[小説]『おれの秘密』を公開しました

 作品をアップしているNOVEL DAYS というサイトで、「大人が楽しめる骨太小説」というコンテストが開かれたので、それに出すための作品を書き下ろしました。

 コンテストのお題は「大人が楽しめる骨太小説」で、概要には

大人が読んで楽しめる本格的なストーリー志向の小説作品を募集します。練りこまれた設定と見事な構成で、読む者の心をつかんで離さない作品をお待ちしています!

とあります。練り込まれた設定、見事な構成。

 これを見て、私は「そうだ、ややこしい話を書こう」と思いました。この時点ですでにいろいろなものを間違ったような気もしますが、とりあえずわけのわからない話を、いくつかの世界を横断するようなやつを書こうと考え、ノートにぐじゃぐじゃと構想を練り始めました。

 ええそうです。文字通り、設定を練り込み始めたのです。ノートの上でぐじゃぐじゃと。

 ほどなく、なかなか面白そうな設定が見えてきました。ちょっと書いてみて、ダメだなこれは、と思いました。

 さらに練り込みました。また違うものが見えてきました。ちょっと書いてみて、ダメだなこれは、と思いました。

 ダメなのは話が地味すぎたり、大長編になりそうだったり、理由はいろいろですが共通して「ダメだな」という匂いがありました。でも面白い構想ではあるのでノートの中に温めておきます。またの機会に書くべく。

 さてそのようにして設定を練り練りして、次は「見事な構成」を考えました。ほどなく「見事な」がどこかへ消え去り、構成、構成、ややこしい構成、という具合に目的がすり替わっていきました。

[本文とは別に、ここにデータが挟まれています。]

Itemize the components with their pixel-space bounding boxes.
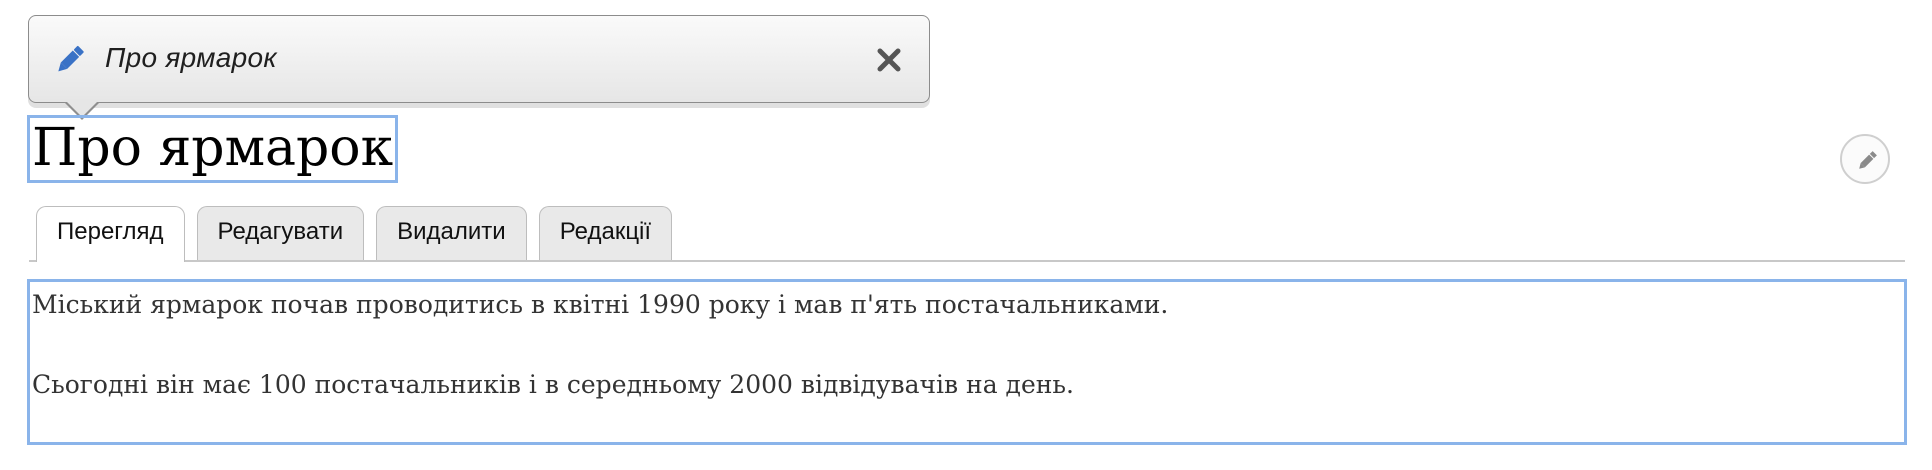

 結局書き始めるまでにけっこうな時間を要しましたが、最終的には75枚の短編を2日で書き上げました。厳密には2日で第一稿を上げ、そこから2日かけて大幅に手を入れました。

 「練り込まれた設定」で「見事な構成」の小説を目指したはずが、だいぶ狂ったものになりました。小説でないと表現できないものを書く、という自分的テーマは今回も満足な形で達成できたのではないかと自分では思っています。

 これが「骨太」と言えるのかよくわかりませんが、自分なりにはなかなかイカレたものが書けたのではないかと思っています。ぜひ読んでいただけると嬉しいです。